To Ngoc Van, 1942 « The Young Woman » or the certainty of truth
When To Ngoc Van painted this picture, he was 36 years old and had an accomplished social life: a graduate of the Hanoi School of Fine Arts, his native city, in 1931, a multi-prize-winning artist, a former Director of the Phnom Penh School of Fine Arts (1935-38) and then a professor at the Hanoi School of Fine Arts of Hanoi.
That same year, 1942, he created the FARTA (Foyer de l’Art Annamite) with Lé Van Dé, Tran Van Can, Luong Xuan Nhi, Nguyen Khang and Georges Khanh. An autonomous place where artists could exhibit their works and confront their ideas. This approach took up the ideology of the nationalist literary group founded in 1932, the Tu Luc Van Doan.To Ngoc Van was not one of the seven founding members (Nguyen Gia Tri was), but he actively participated in the periodicals Phong Hoà (Morals) and Ngay Nay (Today), both of which supported the group. To advocate the modernization of Vietnamese society, culture and literature, such was the ambition of the movement. This implies “Recognizing the role of women in society” as stated in point 6 of the “Ten precepts to ponder” of a movement that also fought against a Confucianism that it considered obsolete.
The appropriation of Western concepts should allow for the regeneration of the Vietnamese nation and then later for its independence.
Our oil on canvas (73 x 54 cm) testifies to this homage-promotion To Ngoc Van makes to Vietnamese woman: her modern ao dai, her tonkinese hairstyle, her make-up, her swaying pose, the hands just sketched are already pictorial classics in 1942. Her posture, defying the Confucian submission and the requirement that one reads in her look are innovative.
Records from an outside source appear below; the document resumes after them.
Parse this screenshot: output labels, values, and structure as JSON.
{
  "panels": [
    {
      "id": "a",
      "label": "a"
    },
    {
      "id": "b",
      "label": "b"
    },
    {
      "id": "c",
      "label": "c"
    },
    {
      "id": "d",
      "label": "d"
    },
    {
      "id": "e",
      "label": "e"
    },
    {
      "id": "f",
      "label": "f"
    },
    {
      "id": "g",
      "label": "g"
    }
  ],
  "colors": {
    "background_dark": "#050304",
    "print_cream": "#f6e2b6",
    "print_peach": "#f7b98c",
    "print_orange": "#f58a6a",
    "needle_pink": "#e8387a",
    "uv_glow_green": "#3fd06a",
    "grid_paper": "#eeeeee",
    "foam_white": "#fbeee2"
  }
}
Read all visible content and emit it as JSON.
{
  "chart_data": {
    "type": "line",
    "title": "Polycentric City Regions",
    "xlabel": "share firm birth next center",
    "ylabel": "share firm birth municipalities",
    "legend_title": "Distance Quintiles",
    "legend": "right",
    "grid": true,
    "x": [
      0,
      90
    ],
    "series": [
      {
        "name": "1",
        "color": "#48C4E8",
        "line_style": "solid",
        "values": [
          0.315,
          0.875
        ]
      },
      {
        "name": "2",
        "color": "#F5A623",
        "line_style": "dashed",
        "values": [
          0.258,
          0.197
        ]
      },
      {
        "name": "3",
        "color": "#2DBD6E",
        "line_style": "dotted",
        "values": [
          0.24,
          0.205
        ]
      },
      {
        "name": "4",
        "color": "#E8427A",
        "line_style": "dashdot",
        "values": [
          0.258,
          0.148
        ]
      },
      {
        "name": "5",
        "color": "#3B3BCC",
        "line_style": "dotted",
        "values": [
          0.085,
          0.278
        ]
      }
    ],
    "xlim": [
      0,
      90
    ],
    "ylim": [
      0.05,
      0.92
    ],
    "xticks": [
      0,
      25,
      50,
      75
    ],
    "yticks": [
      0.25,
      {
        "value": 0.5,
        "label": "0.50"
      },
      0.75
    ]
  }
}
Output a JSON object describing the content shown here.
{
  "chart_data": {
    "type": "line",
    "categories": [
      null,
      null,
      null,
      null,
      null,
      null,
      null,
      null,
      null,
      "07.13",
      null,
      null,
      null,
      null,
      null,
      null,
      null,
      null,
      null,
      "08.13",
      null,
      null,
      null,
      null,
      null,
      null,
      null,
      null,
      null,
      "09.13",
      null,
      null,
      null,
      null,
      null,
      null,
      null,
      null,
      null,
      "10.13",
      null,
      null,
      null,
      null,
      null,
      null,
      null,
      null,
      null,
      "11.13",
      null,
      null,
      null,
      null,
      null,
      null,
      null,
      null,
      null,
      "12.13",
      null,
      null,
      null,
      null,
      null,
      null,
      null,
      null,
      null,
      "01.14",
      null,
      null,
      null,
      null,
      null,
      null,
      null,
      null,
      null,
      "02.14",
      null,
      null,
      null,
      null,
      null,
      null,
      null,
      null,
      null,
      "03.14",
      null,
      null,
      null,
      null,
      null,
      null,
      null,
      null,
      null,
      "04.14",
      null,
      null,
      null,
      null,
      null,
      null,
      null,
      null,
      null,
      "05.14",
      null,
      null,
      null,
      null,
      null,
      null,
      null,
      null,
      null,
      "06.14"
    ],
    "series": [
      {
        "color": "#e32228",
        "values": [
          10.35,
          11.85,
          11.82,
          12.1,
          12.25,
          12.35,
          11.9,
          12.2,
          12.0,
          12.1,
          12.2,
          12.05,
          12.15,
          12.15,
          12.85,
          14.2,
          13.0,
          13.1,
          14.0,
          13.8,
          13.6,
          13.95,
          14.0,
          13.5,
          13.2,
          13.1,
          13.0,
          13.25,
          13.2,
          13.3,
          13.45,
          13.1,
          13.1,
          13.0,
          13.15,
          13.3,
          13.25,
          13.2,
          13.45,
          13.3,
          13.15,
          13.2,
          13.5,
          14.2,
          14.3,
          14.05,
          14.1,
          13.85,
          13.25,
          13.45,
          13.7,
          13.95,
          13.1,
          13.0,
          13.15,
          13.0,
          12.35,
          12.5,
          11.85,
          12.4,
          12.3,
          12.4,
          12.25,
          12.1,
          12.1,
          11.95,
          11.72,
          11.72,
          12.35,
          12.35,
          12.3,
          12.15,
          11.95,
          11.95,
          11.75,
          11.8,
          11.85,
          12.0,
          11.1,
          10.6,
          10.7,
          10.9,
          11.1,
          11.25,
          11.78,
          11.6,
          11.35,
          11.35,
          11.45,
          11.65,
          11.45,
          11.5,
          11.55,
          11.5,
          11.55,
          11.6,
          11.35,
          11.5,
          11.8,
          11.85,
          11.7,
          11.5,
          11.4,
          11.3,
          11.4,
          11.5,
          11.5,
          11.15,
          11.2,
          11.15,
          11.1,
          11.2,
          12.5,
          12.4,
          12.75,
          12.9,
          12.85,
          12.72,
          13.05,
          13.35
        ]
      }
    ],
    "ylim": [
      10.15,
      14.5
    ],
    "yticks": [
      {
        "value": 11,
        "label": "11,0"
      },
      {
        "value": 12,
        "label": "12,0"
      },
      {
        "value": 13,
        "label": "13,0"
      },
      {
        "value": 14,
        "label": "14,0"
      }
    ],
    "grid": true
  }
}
The vegetal and floral background dominated by a deep green dotted with pink, yellow and white touches vivifies the beautiful Hanoian.
Five years later, To Ngoc Van, the patriot, left Hanoi for the Viet Bac maquis. There, he exercised multiple responsibilities in the fight for independence. But the patriot did not erase the artist: in an article dated July 1, 1947, he opposed art and propaganda and (re)affirmed that the first had an eternal value, the second a momentary interest. In 1949, in another article (“Should we or should we not study?”) he will deny to the masses the faculty to criticize the artists because they do not have the necessary qualification, for lack of study(s)… Nguyen Dinh Thi (1924-2003) will counter him in a great debate (September 25-28, 1949) in the Viet Bac.
End of ban…
Later, in 1953, To Ngoc Van was sent for re-education in the village of Ninh Dhan near Phu To.
To Ngoc Van produced few works (except for numerous drawings) and this one is exceptional. Bought directly from the artist by Léon Lipschutz, attorney of the Banque Franco-Chinoise in Hanoi, our painting was brought back to France in 1946. It kept its original 1940’s frame .
An exceptional artist, skilled in all techniques as evidenced by “Les désabusées” (on silk) from the Tuan Pham collection, To Ngoc Van was a great humanist, one of those who seek the certainty of truth, against the violence of thought.